Yani membuat bentuk jantung hati yang menjadi simbol cinta kasih dengan ukuran besar dan di dalamnya ada lagi bentuk simbolik itu. Patung ”Cinta Kasih” itu ada di ruang studio sisi timur.
Selain karya patung itu, juga terdapat patung-patung baru untuk dipamerkan di Magelang, Jawa Tengah, pada 24 Februari 2018. Di antaranya karya patung ”Pesona Taru Raya” bernuansa pepohonan.
Berbagai patung model dalam bentuk yang kecil ada di ruang itu, termasuk patung-patung model atau yang sengaja dibentuk kecil berupa patung rohani Bunda Maria dan Yesus. Meskipun Yani sendiri meyakini agama yang berbeda.

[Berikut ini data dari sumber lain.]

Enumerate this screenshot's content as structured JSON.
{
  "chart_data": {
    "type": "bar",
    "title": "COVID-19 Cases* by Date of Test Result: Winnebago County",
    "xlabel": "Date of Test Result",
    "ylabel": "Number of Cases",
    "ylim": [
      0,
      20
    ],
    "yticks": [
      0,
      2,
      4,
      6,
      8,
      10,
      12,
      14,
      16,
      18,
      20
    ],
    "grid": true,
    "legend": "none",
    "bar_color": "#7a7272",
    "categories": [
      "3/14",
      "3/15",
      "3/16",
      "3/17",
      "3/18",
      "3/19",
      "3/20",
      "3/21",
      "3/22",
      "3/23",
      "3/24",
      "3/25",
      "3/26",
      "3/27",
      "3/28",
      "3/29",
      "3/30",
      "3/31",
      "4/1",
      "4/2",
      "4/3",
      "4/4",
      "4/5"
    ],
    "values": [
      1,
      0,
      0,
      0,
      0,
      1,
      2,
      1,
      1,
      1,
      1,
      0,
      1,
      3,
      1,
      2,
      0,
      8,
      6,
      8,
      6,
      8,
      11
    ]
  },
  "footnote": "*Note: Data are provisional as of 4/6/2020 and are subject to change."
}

Master sebuah patung Bunda Maria yang berukuran besar juga masih disimpan di ruang lainnya. Patung Bunda Maria itu sedang duduk dengan dua telapak tangan yang menghadap ke muka. Di tengah dadanya dibentuk sebagai tabernakel atau sebuah kotak khusus untuk kepentingan liturgi atau peribadatannya. Patung ini dipasang di salah satu gereja di Cilangkap, Jakarta Timur.
Master patung Bunda Maria itu ada di antara dua model patung lain, yaitu patung Gus Dur atau Abdurahman Wahid pada saat masih kecil dan model miniatur patung berjudul ”Menggapai Cakrawala”, dengan patung ukuran besarnya sekarang dipasang di kompleks bisnis Pakuwon City, Surabaya.
Terjatuh
Yani menuturkan kisah panjang pembuatan patung ”Menggapai Cakrawala” itu, yang akhirnya menyadarkan diri soal keseimbangan hidup setelah terjatuh selama proses pembuatannya. Yani membentuk 18 figur perempuan yang sedang berlari. Secara keseluruhan panjang patung mencapai 30 meter dengan ketinggian sampai 8 meter.
”Saya mengerjakan patung ini setiap hari rata-rata dari pukul 08.00 sampai pukul 03.00. Ketika itu memasuki hari ke-12, saya terjatuh dari ketinggian sekitar 3 meter,” ujar Yani.
Sesaat sebelum terjatuh, Yani merasa melihat lantai yang begitu dekat di bawahnya. Seakan ketika ia terjatuh pun tidak masalah. Ia mengalami cedera kepala dan kaki hingga dua hari tidak bisa berbuat apa-apa. Pada hari berikutnya, Yani tetap melanjutkan pekerjaannya itu. Pada tahun 2007, patung ”Menggapai Cakrawala” itu selesai dan dipasang di Pakuwon City pada awal 2008.
Yani memang pekerja keras. Ia menjadi pematung tanpa sengaja karena pada masa kecilnya ia ingin menjadi seorang tentara. Namun, kedua orangtuanya tidak berkenan hingga akhirnya Yani memutuskan untuk menuntut ilmu di lembaga pendidikan seni yang sekarang menjadi Institut Kesenian Jakarta, periode 1974 sampai 1981.
Ia menjadi satu-satunya murid yang mengambil Jurusan Seni Patung. Yani menyukainya karena bisa menyalurkan hasratnya yang suka bekerja keras. Setidaknya, seni patung dengan kerja yang berat itu seperti tentara. ”Ada kedisiplinan soal waktu dan kekuatan fisik,” ucap Yani.
Ketika terjatuh pada saat pembuatan patung ”Menggapai Cakrawala” itulah Yani menemukan pentingnya keseimbangan antara kerja dan istirahat, termasuk memaknai rumah yang ditinggalinya di studio itu sebagai rumah keseimbangan.